Augusta Civic Center
Augusta, Maine

There are not too many superlative ’84 shows out there; Jerry was in rough shape the entire year, and the band’s sound - from Brent’s vocals to Lesh’s bass licks to Healy’s mixing - was in flux and, often, completely up in the air. But there are some diamonds in the rough, and the Augusta Civic Center show from this date in ‘84 is almost certainly the best of those, marking the high point of the year. What’s more, the front of the soundboard audience recording that we have here is also incredibly crisp, making you feel like you have a front row seat to the concert. It all combines for a rip-roaring fine night of music. In fact, it is such a stratospheric show for the era that we passed up an unbelievable primal Dead show from this date in ’68 that is just sublime.

Things get going with a high-energy Feel Like A Stranger, and then a run of incredible tunes rolls out. First, a painfully beautiful Must Have Been The Roses, then a tight and juicy On The Road Again, and finally a Jack-A-Roe full of hot picking. The All Over Now that comes out next is very good, but the band seems just a touch out of step with each other. However, all returns to form with the Cumberland that comes next. Pulling their best version of rock-and-roll bluegrass, Phil drives a heady bass, the drummers go strong with the wire brushes and cymbals - evoking a washboard like sound - and Jerry blisters off like a squirrelly down-home musical frontman. The Music Never Stopped that finishes off the first set is no slouch either, especially with the haunting, slower interlude in the middle.

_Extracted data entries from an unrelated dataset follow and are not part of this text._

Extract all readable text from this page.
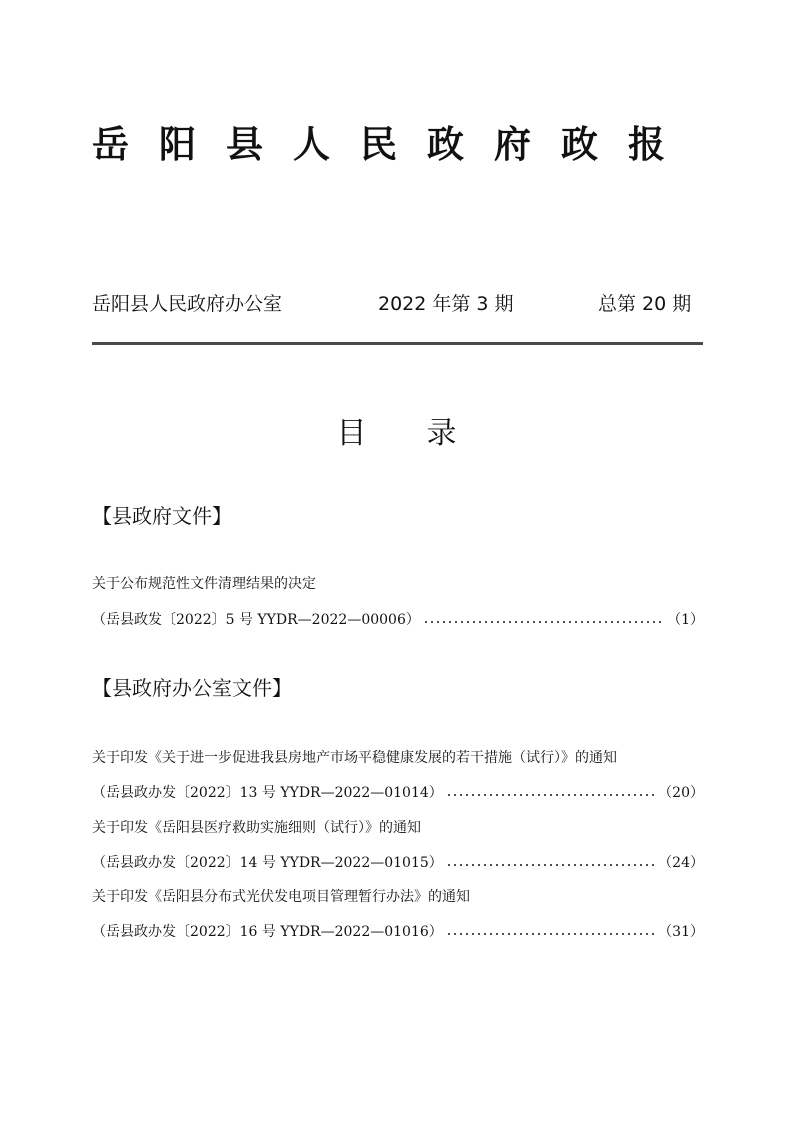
岳阳县人民政府政报
岳阳县人民政府办公室	2022 年第 3 期	总第 20 期
目录
【县政府文件】
关于公布规范性文件清理结果的决定
（岳县政发〔2022〕5 号 YYDR—2022—00006）	（1）
【县政府办公室文件】
关于印发《关于进一步促进我县房地产市场平稳健康发展的若干措施（试行）》的通知
（岳县政办发〔2022〕13 号 YYDR—2022—01014）	（20）
关于印发《岳阳县医疗救助实施细则（试行）》的通知
（岳县政办发〔2022〕14 号 YYDR—2022—01015）	（24）
关于印发《岳阳县分布式光伏发电项目管理暂行办法》的通知
（岳县政办发〔2022〕16 号 YYDR—2022—01016）	（31）
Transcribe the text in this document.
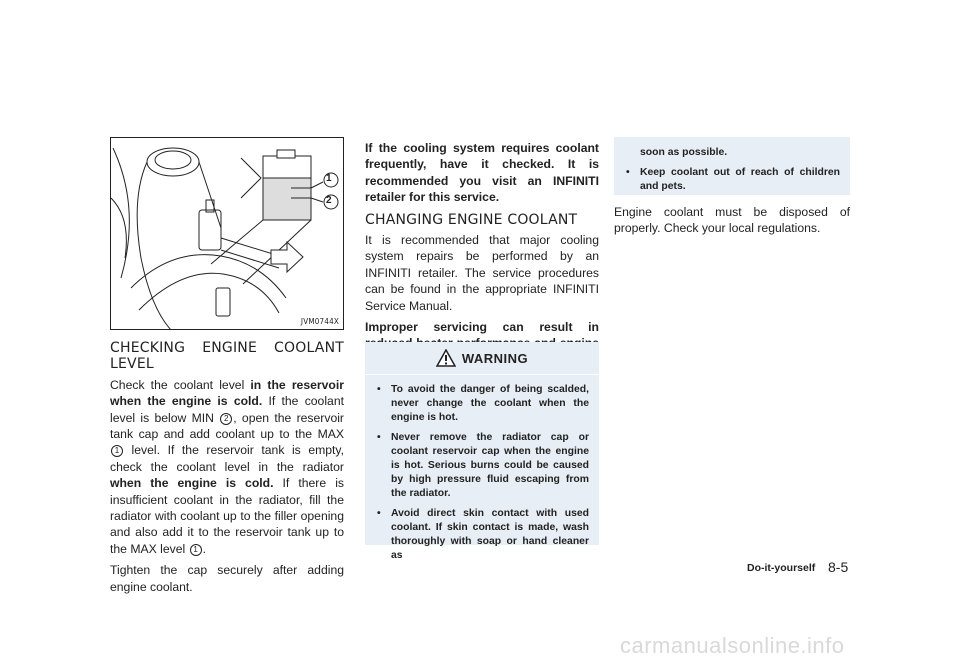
1
2
JVM0744X
CHECKING ENGINE COOLANT LEVEL

Check the coolant level in the reservoir when the engine is cold. If the coolant level is below MIN 2 , open the reservoir tank cap and add coolant up to the MAX 1 level. If the reservoir tank is empty, check the coolant level in the radiator when the engine is cold. If there is insufficient coolant in the radiator, fill the radiator with coolant up to the filler opening and also add it to the reservoir tank up to the MAX level 1 .

Tighten the cap securely after adding engine coolant.

If the cooling system requires coolant frequently, have it checked. It is recommended you visit an INFINITI retailer for this service.

CHANGING ENGINE COOLANT

It is recommended that major cooling system repairs be performed by an INFINITI retailer. The service procedures can be found in the appropriate INFINITI Service Manual.

Improper servicing can result in

WARNING
• To avoid the danger of being scalded, never change the coolant when the engine is hot.
• Never remove the radiator cap or coolant reservoir cap when the engine is hot. Serious burns could be caused by high pressure fluid escaping from the radiator.
• Avoid direct skin contact with used coolant. If skin contact is made, wash thoroughly with soap or hand cleaner as
soon as possible.
• Keep coolant out of reach of children and pets.

Engine coolant must be disposed of properly. Check your local regulations.

Do-it-yourself 8-5
carmanualsonline.info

Any doubts about whether the energy could continue into  the second set were immediately put to rest with the Cold Rain And Snow second set opener, which is ferocious. Next, the Sailor> Saint - a tasty bit of Bobby’s most earnest cheese - and Brent’s very sweet Don’t Need Love both mark the show as right out of the eighties. Afterwards, a massive Uncle John’s breaks out, steaming off into some rambunctious territory between every verse before setting off into an awesome, lengthy jam, which gets spacier as it goes, finally dissolving into Drums and Space. That Space slowly gains form before clearly entering into Playin’. Even then, the band still takes their time organizing the sound around the theme while serving up some really tasty jamming treats. But, eventually, the boys come together and jump headlong into the marrow of Playin’, roaring through the vocals and then segueing back into Uncle John’s. Finally, the set caps off with a stunning, earth-rattling Morning Dew that comes to an incredibly powerful conclusion. Then, a fun, well-played Good Lovin’ caps off this gem from ’84.